Of course, in the larger context of our culture, our allies will always be the ones who hold more privilege and influence.
The reality that our allies are power-full and power-less is a deep paradox of allyship as a relationship…
…Following the above, our allies deserve that we respect their surrender and do not manipulate them.
This is not an opportunity for us to project and inflict them with emotions that they cannot possibly individually responsible for.
Allies are not here to satisfy our wounds from the past including our ancestral and childhood wounds. They are here to serve liberation with our guidance, not to be abused in turn for what their people have done.
It was really validating for me to see this dynamic named in the article, because this kind of trauma reenactment made most of the social justice conversations in my college and grad school years too toxic to be valuable.

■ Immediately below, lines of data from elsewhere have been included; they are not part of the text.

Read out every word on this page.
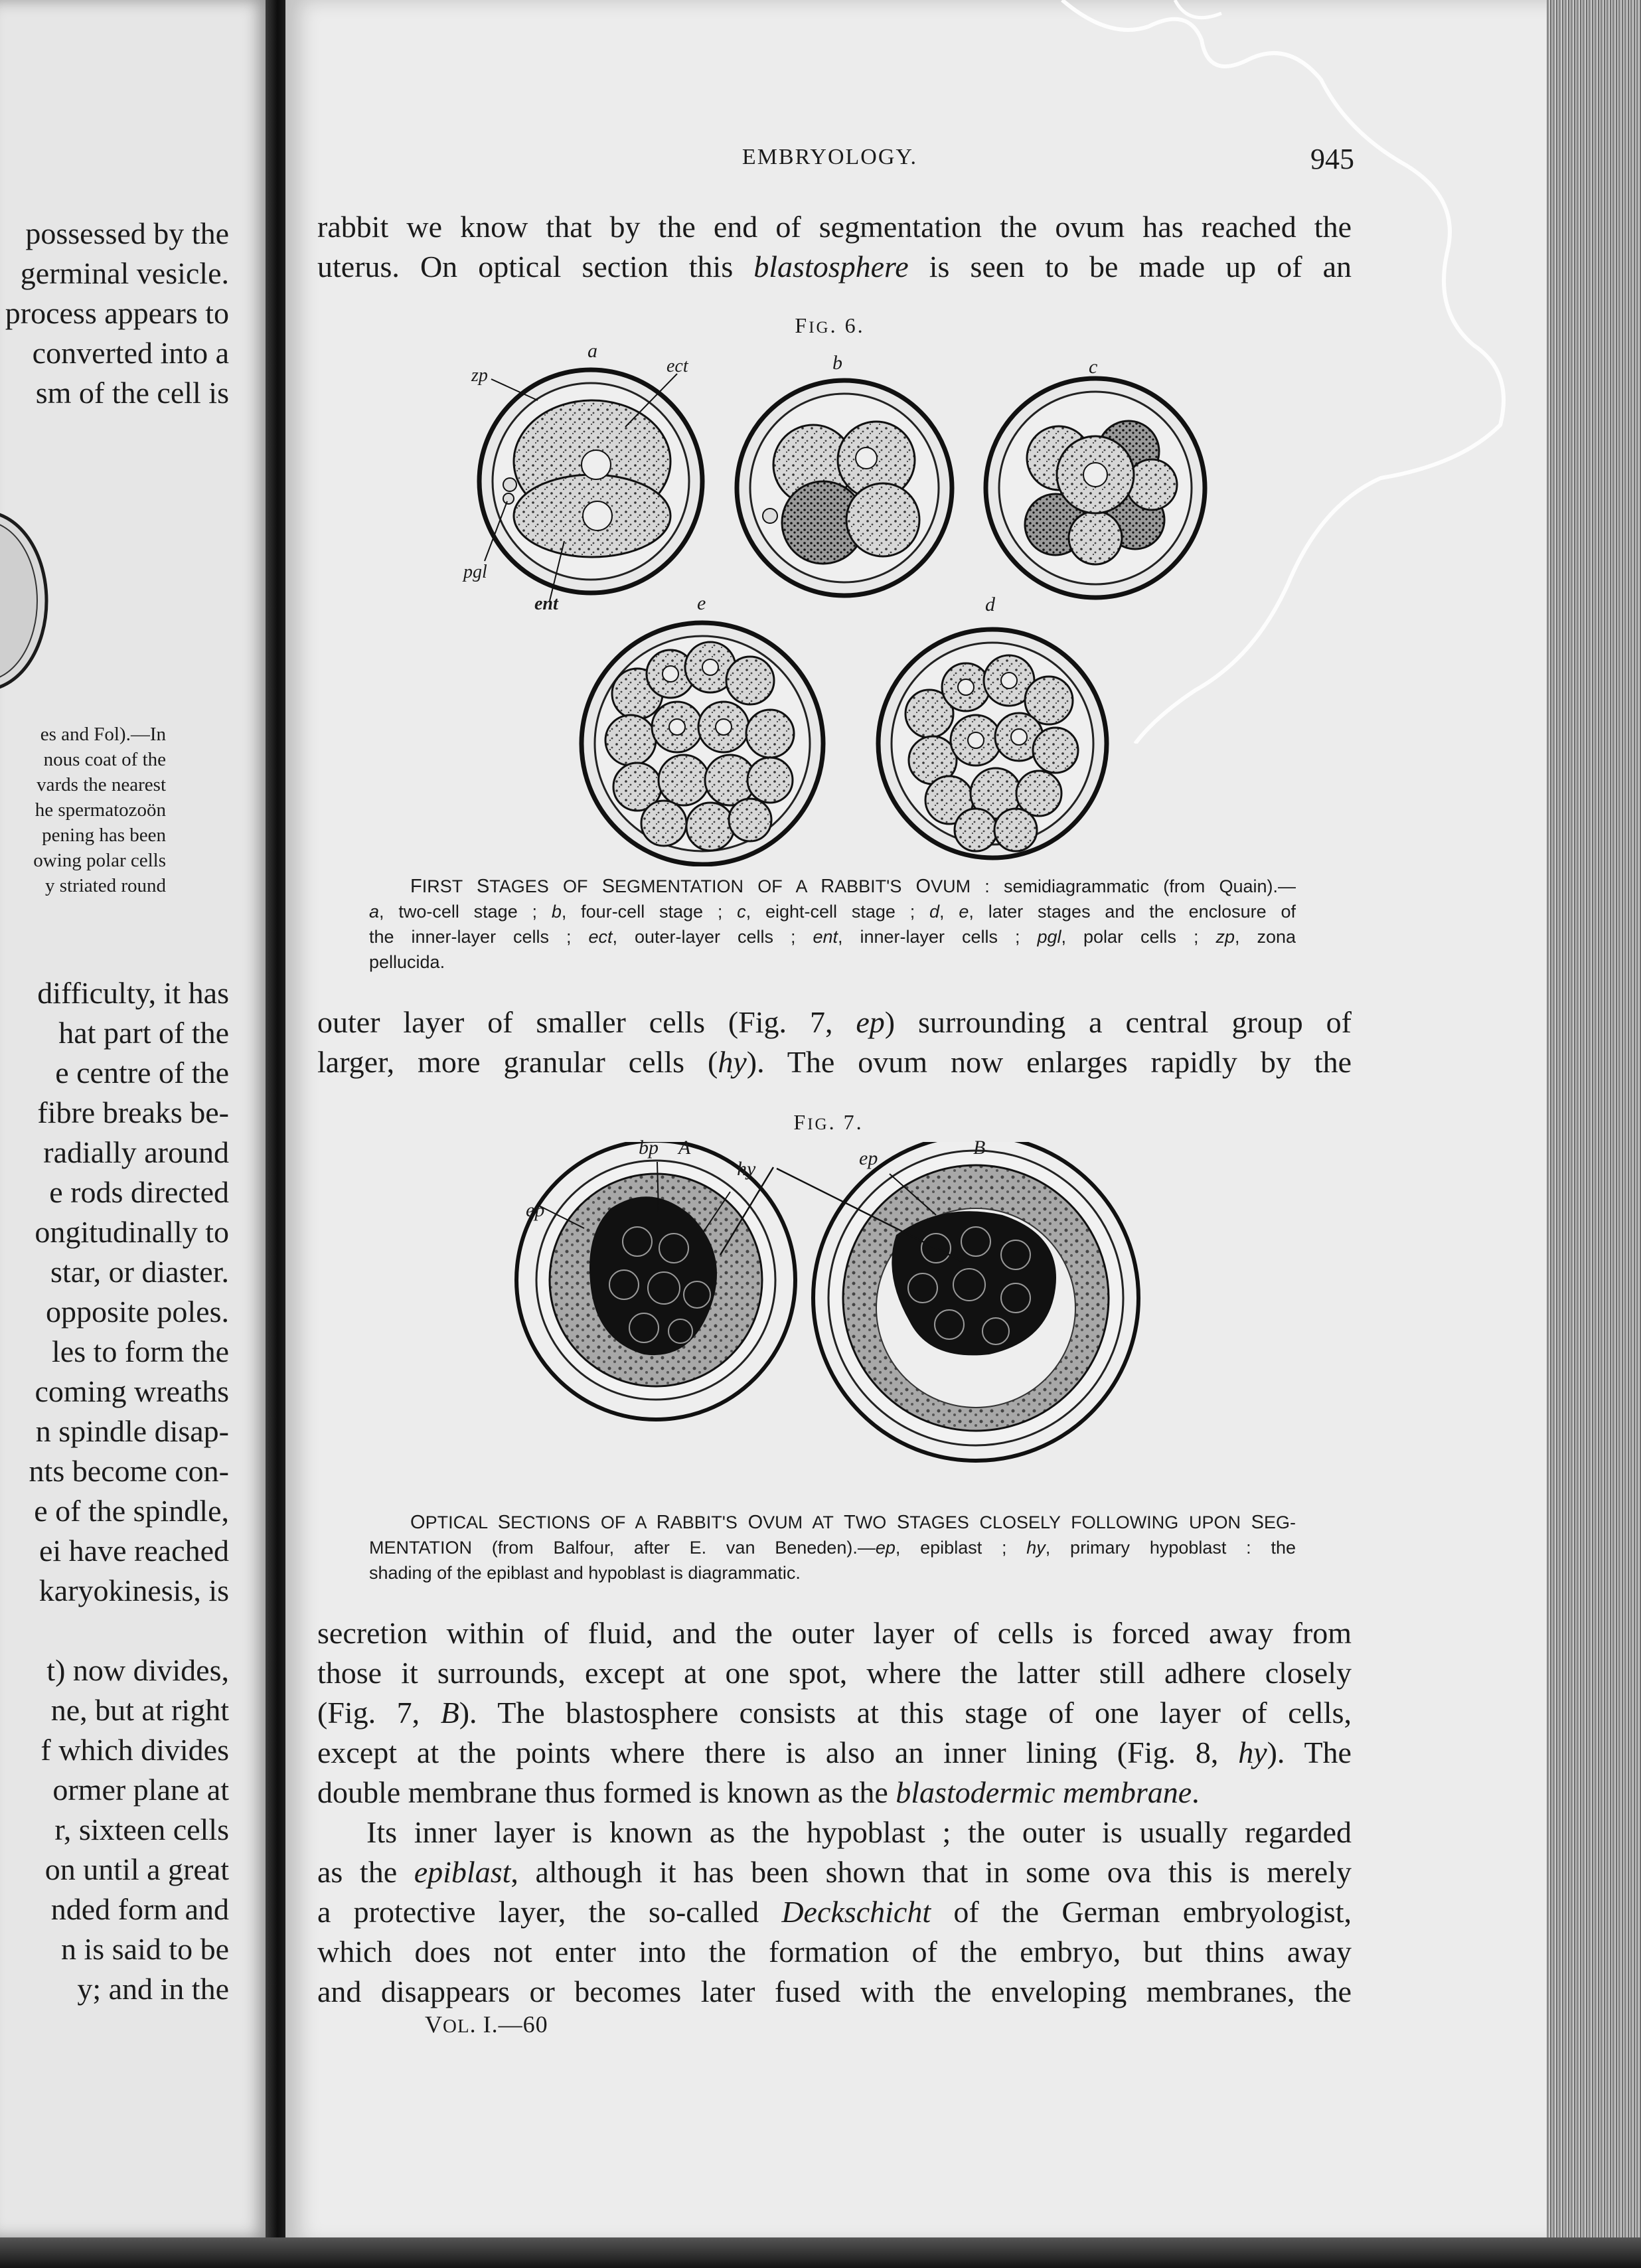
possessed by the
germinal vesicle.
process appears to
converted into a
sm of the cell is
es and Fol).—In
nous coat of the
vards the nearest
he spermatozoön
pening has been
owing polar cells
y striated round
difficulty, it has
hat part of the
e centre of the
fibre breaks be-
radially around
e rods directed
ongitudinally to
star, or diaster.
opposite poles.
les to form the
coming wreaths
n spindle disap-
nts become con-
e of the spindle,
ei have reached
karyokinesis, is
t) now divides,
ne, but at right
f which divides
ormer plane at
r, sixteen cells
on until a great
nded form and
n is said to be
y; and in the
EMBRYOLOGY.	945
rabbit we know that by the end of segmentation the ovum has reached the
uterus. On optical section this blastosphere is seen to be made up of an
FIG. 6.
zp
a
ect	b	c
pgl
ent	e	d
FIRST STAGES OF SEGMENTATION OF A RABBIT'S OVUM : semidiagrammatic (from Quain).—
a, two-cell stage ; b, four-cell stage ; c, eight-cell stage ; d, e, later stages and the enclosure of
the inner-layer cells ; ect, outer-layer cells ; ent, inner-layer cells ; pgl, polar cells ; zp, zona
pellucida.
outer layer of smaller cells (Fig. 7, ep) surrounding a central group of
larger, more granular cells (hy). The ovum now enlarges rapidly by the
FIG. 7.
bp	A
hy	ep	B
ep
OPTICAL SECTIONS OF A RABBIT'S OVUM AT TWO STAGES CLOSELY FOLLOWING UPON SEG-
MENTATION (from Balfour, after E. van Beneden).—ep, epiblast ; hy, primary hypoblast : the
shading of the epiblast and hypoblast is diagrammatic.
secretion within of fluid, and the outer layer of cells is forced away from
those it surrounds, except at one spot, where the latter still adhere closely
(Fig. 7, B). The blastosphere consists at this stage of one layer of cells,
except at the points where there is also an inner lining (Fig. 8, hy). The
double membrane thus formed is known as the blastodermic membrane.
Its inner layer is known as the hypoblast ; the outer is usually regarded
as the epiblast, although it has been shown that in some ova this is merely
a protective layer, the so-called Deckschicht of the German embryologist,
which does not enter into the formation of the embryo, but thins away
and disappears or becomes later fused with the enveloping membranes, the
VOL. I.—60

Social worker and racialized trauma expert Resmaa Menakem proposes “White Supremacy as a Trauma Response” in this April article on Medium. Trauma is a bodily response before it’s an emotional state. It’s an unconsciously learned pattern of physiological reactions that had survival value for us or our ancestors.
In many cases, the body gets stuck in freeze mode, and then develops strategies around this “stuckness,” including extreme reactions, compulsions, strange likes and dislikes, seemingly irrational fears, and unusual avoidance strategies. Over time, these can become embedded in the body as standard ways of surviving and protecting itself. When these strategies are repeated and passed on over generations, they can become the standard responses in individuals, families, communities, and cultures.
All of this describes trauma in general — and white supremacy in particular.
To undo racism, Menakem suggests, “people of all skin tones, but especially folks with white bodies… need to begin with our bodies, and with the healing of our trauma.”